Portfolio

London pre-open: Stocks to recover but coronavirus worries remain

By Michele Maatouk

Date: Tuesday 28 Jan 2020

London pre-open: Stocks to recover but coronavirus worries remain

(Sharecast News) - London stocks were set to rise at the open on Tuesday, recovering from heavy losses in the previous session, but worries about the coronavirus were expected to continue to weigh on sentiment.
The FTSE 100 was called to open 23 points higher at 7,437.

London Capital Group analyst Jasper Lawler said: "Financial markets remain in the grip of a huge flight to safety because of the coronavirus outbreak in Wuhan China. The death toll in China has risen to 106 with 4193 total cases according China's People's Daily Newspaper while Germany has reported its first case. Several Western countries have issued travel warnings regarding flights to China, and Facebook has advised employees not to travel to China unless urgent. The UK, along with the United States and other countries are planning to evacuate citizens out of Hubei province, home to Wuhan city.

"Reports are also starting to emerge about the low quality of healthcare being received by potential victims of the coronavirus in the Communist-controlled country. Unavailable testing kits, inadequate quarantine conditions and not monitoring those suspected of contracting the virus could all have contributed to its spread."

On the data front, the CBI industrial trades survey for January is due at 1100 GMT.

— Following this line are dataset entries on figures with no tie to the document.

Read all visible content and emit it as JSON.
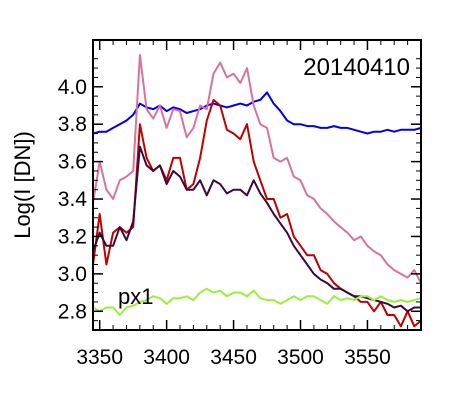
{
  "chart_data": {
    "type": "line",
    "annotations": [
      "20140410",
      "px1"
    ],
    "xlabel": "",
    "ylabel": "Log(I [DN])",
    "xlim": [
      3345,
      3590
    ],
    "ylim": [
      2.7,
      4.25
    ],
    "xticks": [
      3350,
      3400,
      3450,
      3500,
      3550
    ],
    "yticks": [
      2.8,
      3.0,
      3.2,
      3.4,
      3.6,
      3.8,
      4.0
    ],
    "xtick_labels": [
      "3350",
      "3400",
      "3450",
      "3500",
      "3550"
    ],
    "ytick_labels": [
      "2.8",
      "3.0",
      "3.2",
      "3.4",
      "3.6",
      "3.8",
      "4.0"
    ],
    "grid": false,
    "legend": "none",
    "series": [
      {
        "color": "#0000ee",
        "x": [
          3345,
          3350,
          3355,
          3360,
          3365,
          3370,
          3375,
          3380,
          3385,
          3390,
          3395,
          3400,
          3405,
          3410,
          3415,
          3420,
          3425,
          3430,
          3435,
          3440,
          3445,
          3450,
          3455,
          3460,
          3465,
          3470,
          3475,
          3480,
          3485,
          3490,
          3495,
          3500,
          3505,
          3510,
          3515,
          3520,
          3525,
          3530,
          3535,
          3540,
          3545,
          3550,
          3555,
          3560,
          3565,
          3570,
          3575,
          3580,
          3585,
          3590
        ],
        "y": [
          3.75,
          3.76,
          3.76,
          3.78,
          3.8,
          3.82,
          3.85,
          3.91,
          3.89,
          3.88,
          3.9,
          3.87,
          3.89,
          3.88,
          3.86,
          3.87,
          3.88,
          3.9,
          3.91,
          3.9,
          3.89,
          3.9,
          3.91,
          3.9,
          3.92,
          3.93,
          3.97,
          3.91,
          3.87,
          3.82,
          3.8,
          3.8,
          3.79,
          3.79,
          3.78,
          3.78,
          3.79,
          3.78,
          3.78,
          3.77,
          3.76,
          3.75,
          3.76,
          3.76,
          3.77,
          3.76,
          3.77,
          3.77,
          3.77,
          3.78
        ]
      },
      {
        "color": "#d9739c",
        "x": [
          3345,
          3350,
          3355,
          3360,
          3365,
          3370,
          3375,
          3380,
          3385,
          3390,
          3395,
          3400,
          3405,
          3410,
          3415,
          3420,
          3425,
          3430,
          3435,
          3440,
          3445,
          3450,
          3455,
          3460,
          3465,
          3470,
          3475,
          3480,
          3485,
          3490,
          3495,
          3500,
          3505,
          3510,
          3515,
          3520,
          3525,
          3530,
          3535,
          3540,
          3545,
          3550,
          3555,
          3560,
          3565,
          3570,
          3575,
          3580,
          3585,
          3590
        ],
        "y": [
          3.38,
          3.6,
          3.45,
          3.4,
          3.5,
          3.52,
          3.55,
          4.17,
          3.88,
          3.83,
          3.9,
          3.78,
          3.88,
          3.87,
          3.73,
          3.78,
          3.9,
          3.88,
          4.07,
          4.13,
          4.05,
          4.07,
          4.02,
          4.1,
          3.9,
          3.8,
          3.78,
          3.62,
          3.6,
          3.62,
          3.52,
          3.5,
          3.42,
          3.4,
          3.35,
          3.32,
          3.28,
          3.25,
          3.22,
          3.18,
          3.2,
          3.15,
          3.12,
          3.1,
          3.05,
          3.02,
          3.0,
          2.98,
          3.02,
          2.95
        ]
      },
      {
        "color": "#c00000",
        "x": [
          3345,
          3350,
          3355,
          3360,
          3365,
          3370,
          3375,
          3380,
          3385,
          3390,
          3395,
          3400,
          3405,
          3410,
          3415,
          3420,
          3425,
          3430,
          3435,
          3440,
          3445,
          3450,
          3455,
          3460,
          3465,
          3470,
          3475,
          3480,
          3485,
          3490,
          3495,
          3500,
          3505,
          3510,
          3515,
          3520,
          3525,
          3530,
          3535,
          3540,
          3545,
          3550,
          3555,
          3560,
          3565,
          3570,
          3575,
          3580,
          3585,
          3590
        ],
        "y": [
          3.05,
          3.32,
          3.05,
          3.22,
          3.25,
          3.22,
          3.25,
          3.8,
          3.62,
          3.55,
          3.58,
          3.5,
          3.62,
          3.62,
          3.45,
          3.48,
          3.62,
          3.82,
          3.93,
          3.9,
          3.77,
          3.75,
          3.72,
          3.8,
          3.6,
          3.5,
          3.4,
          3.4,
          3.3,
          3.32,
          3.2,
          3.15,
          3.1,
          3.1,
          3.02,
          3.0,
          2.95,
          2.92,
          2.9,
          2.88,
          2.85,
          2.85,
          2.8,
          2.85,
          2.78,
          2.78,
          2.72,
          2.8,
          2.72,
          2.75
        ]
      },
      {
        "color": "#3a0a3a",
        "x": [
          3345,
          3350,
          3355,
          3360,
          3365,
          3370,
          3375,
          3380,
          3385,
          3390,
          3395,
          3400,
          3405,
          3410,
          3415,
          3420,
          3425,
          3430,
          3435,
          3440,
          3445,
          3450,
          3455,
          3460,
          3465,
          3470,
          3475,
          3480,
          3485,
          3490,
          3495,
          3500,
          3505,
          3510,
          3515,
          3520,
          3525,
          3530,
          3535,
          3540,
          3545,
          3550,
          3555,
          3560,
          3565,
          3570,
          3575,
          3580,
          3585,
          3590
        ],
        "y": [
          3.12,
          3.22,
          3.15,
          3.15,
          3.25,
          3.18,
          3.28,
          3.68,
          3.58,
          3.55,
          3.58,
          3.48,
          3.55,
          3.52,
          3.45,
          3.45,
          3.5,
          3.42,
          3.5,
          3.48,
          3.43,
          3.45,
          3.45,
          3.42,
          3.5,
          3.43,
          3.38,
          3.32,
          3.27,
          3.22,
          3.15,
          3.1,
          3.05,
          3.0,
          2.97,
          2.95,
          2.92,
          2.92,
          2.9,
          2.88,
          2.88,
          2.87,
          2.86,
          2.85,
          2.84,
          2.82,
          2.83,
          2.8,
          2.82,
          2.82
        ]
      },
      {
        "color": "#99f03c",
        "x": [
          3345,
          3350,
          3355,
          3360,
          3365,
          3370,
          3375,
          3380,
          3385,
          3390,
          3395,
          3400,
          3405,
          3410,
          3415,
          3420,
          3425,
          3430,
          3435,
          3440,
          3445,
          3450,
          3455,
          3460,
          3465,
          3470,
          3475,
          3480,
          3485,
          3490,
          3495,
          3500,
          3505,
          3510,
          3515,
          3520,
          3525,
          3530,
          3535,
          3540,
          3545,
          3550,
          3555,
          3560,
          3565,
          3570,
          3575,
          3580,
          3585,
          3590
        ],
        "y": [
          2.82,
          2.8,
          2.82,
          2.82,
          2.78,
          2.82,
          2.83,
          2.85,
          2.86,
          2.88,
          2.87,
          2.84,
          2.87,
          2.87,
          2.88,
          2.86,
          2.9,
          2.92,
          2.9,
          2.91,
          2.88,
          2.9,
          2.9,
          2.88,
          2.91,
          2.87,
          2.86,
          2.86,
          2.84,
          2.86,
          2.88,
          2.86,
          2.88,
          2.88,
          2.86,
          2.84,
          2.88,
          2.86,
          2.87,
          2.86,
          2.88,
          2.88,
          2.86,
          2.88,
          2.86,
          2.85,
          2.86,
          2.85,
          2.86,
          2.87
        ]
      }
    ]
  }
}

In UK corporate news, Irn-Bru maker AG Barr said full year adjusted profit before tax was expected to be at the top end of current market expectations, just ahead of £37m.

Revenue for the period was expected to be around £255m, down from £279m a year earlier.

The company said it had faced a "combination of challenging trading conditions during the year, particularly across the summer period", and had adjusted its promotional and pricing position to align more closely with the market.

"While this had an expected impact on volume, it has delivered an increase in average realised price, re-establishing our consumer pricing position," it added.

Severn Trent said its dividend would rise at least in line with consumer prices over the next five years as the water company posted a performance and outlook in line with guidance.